Others point to the historic interplay between higher education and the tech industry. Consider, for example, the field of computer graphics, suggested Cherri Pancake, an Oregon State University computer science professor and former Association for Computing Machinery (ACM) president.
“Nowadays, the vast majority of graphics practitioners are not specialists, though their work still relies on a core of specialists at universities and companies to keep driving the field forward.” Likewise, she noted that artificial intelligence, and specifically machine learning—a high-demand subfield of AI industry—is no different. Academics worked for decades to achieve cost-effective machine learning. “Now, everyone is crying out for that specialty, but the real need is for people who can apply [machine learning] in practical settings,” Pancake said.
She noted that this necessitates a different kind of education—one focused on safe use. “Universities now recognize this need, but it takes time to establish new curricula,” she said.
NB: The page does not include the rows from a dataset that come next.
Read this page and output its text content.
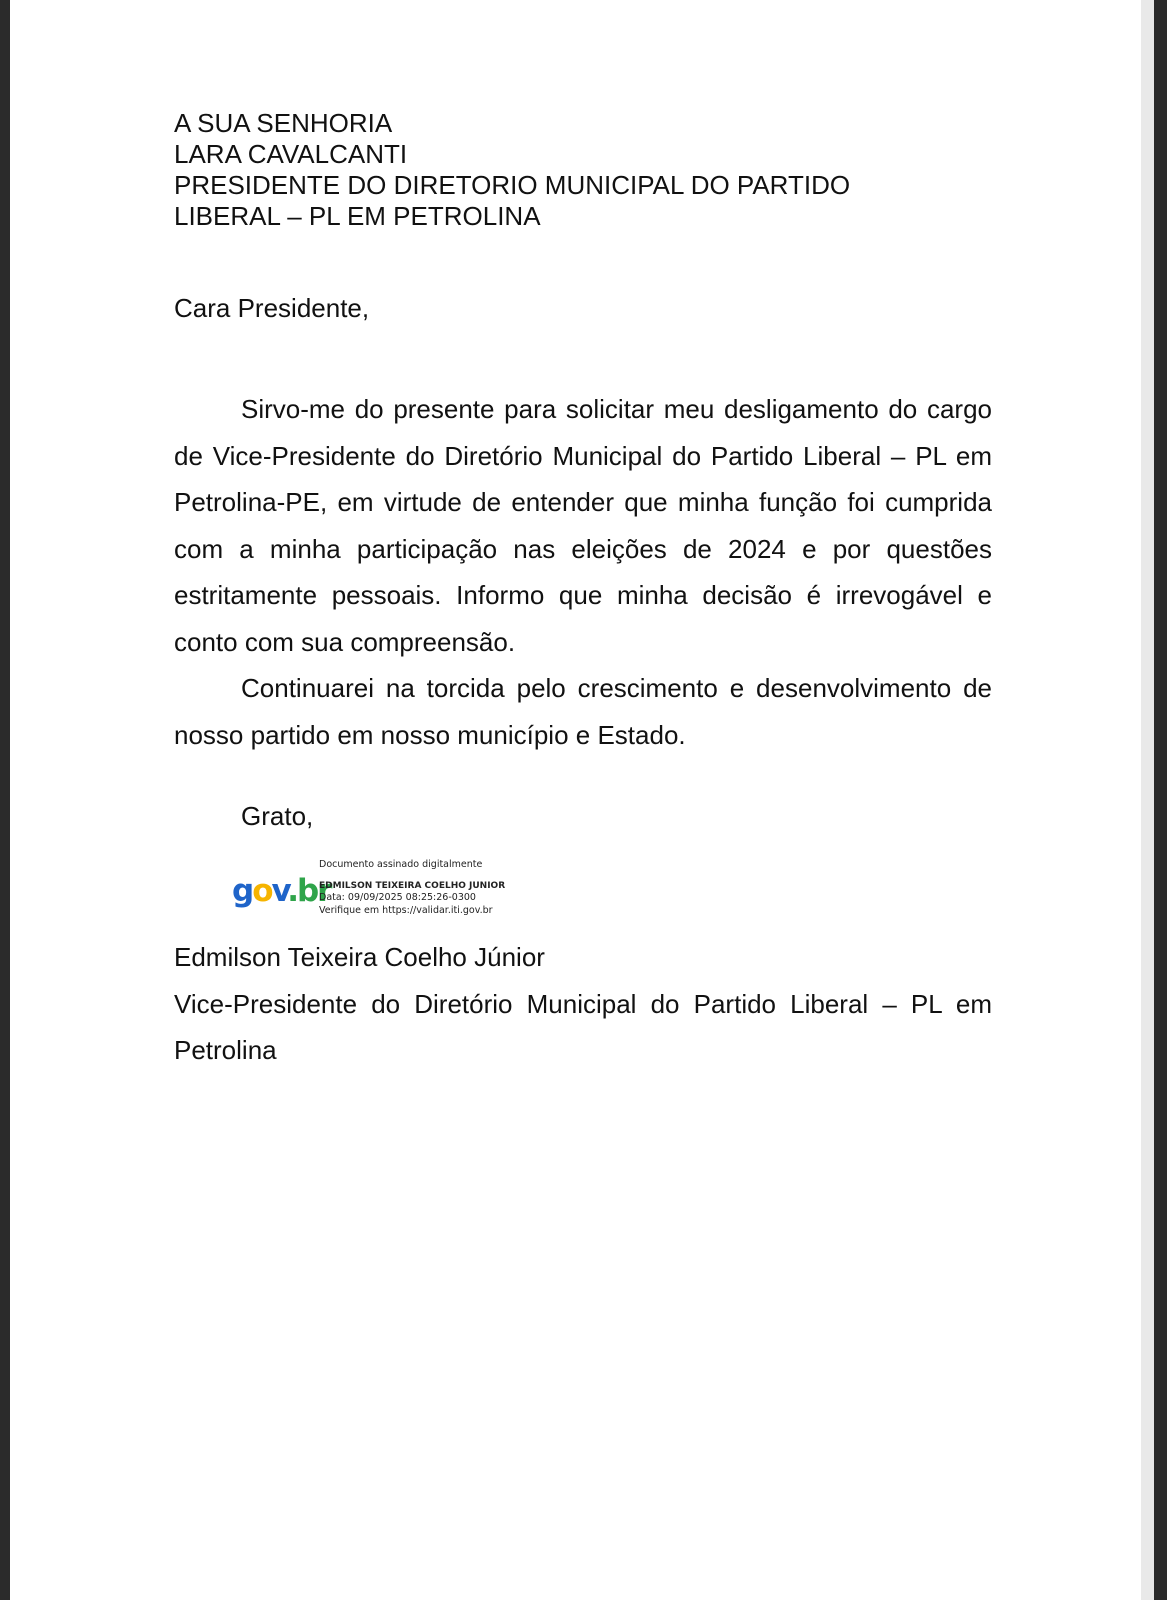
A SUA SENHORIA
LARA CAVALCANTI
PRESIDENTE DO DIRETORIO MUNICIPAL DO PARTIDO
LIBERAL – PL EM PETROLINA
Cara Presidente,

Sirvo-me do presente para solicitar meu desligamento do cargo de Vice-Presidente do Diretório Municipal do Partido Liberal – PL em Petrolina-PE, em virtude de entender que minha função foi cumprida com a minha participação nas eleições de 2024 e por questões estritamente pessoais. Informo que minha decisão é irrevogável e conto com sua compreensão.

Continuarei na torcida pelo crescimento e desenvolvimento de nosso partido em nosso município e Estado.

Grato,
gov.br
Documento assinado digitalmente
EDMILSON TEIXEIRA COELHO JUNIOR
Data: 09/09/2025 08:25:26-0300
Verifique em https://validar.iti.gov.br
Edmilson Teixeira Coelho Júnior
Vice-Presidente do Diretório Municipal do Partido Liberal – PL em Petrolina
Some are frustrated by academe’s slow pace. For example, the Seattle Times editorial board penned an op-ed last month in which the editors lamented that colleges and universities in Washington—home of Microsoft headquarters—are “awarding computer-related degrees at less than half the rate the state’s tech companies are adding new positions—let alone filling openings for existing jobs.” They blamed not the students, who are interested in undergraduate computer science programs and technology careers, but the paucity of accessible training programs at the state’s universities. More than 7,500 incoming University of Washington first-year students applied for admission to the computer science and engineering school, they noted, but enrollment limitations likely mean that only 550 new undergraduates will enter in a given year.
Educating the next generation of AI scientists in the U.S. and beyond also weighs on the mind of Jim Hendler, director of the Institute for Data, Artificial Intelligence, and Computation at Rensselaer Polytechnic Institute and chair of the ACM global technology policy council.
“ACM is seeing this issue arising not just in the U.S., but around the world,” he said. “Our curriculum committees are looking at not just college education, but whether some of these gaps could be filled by new programs in K-12 and particularly high school/precollege educational programs.”
While Corrigan acknowledged that industry has a role to play in developing AI talent, he advises policy makers and academic leaders to think critically about the role that universities play.
“The incentive structure for private companies is much different than the incentive structure for universities … If we want to develop the tech workforce in an equitable, just and socially optimal way, we should consider the incentives that are driving the behaviors of each of those actors.”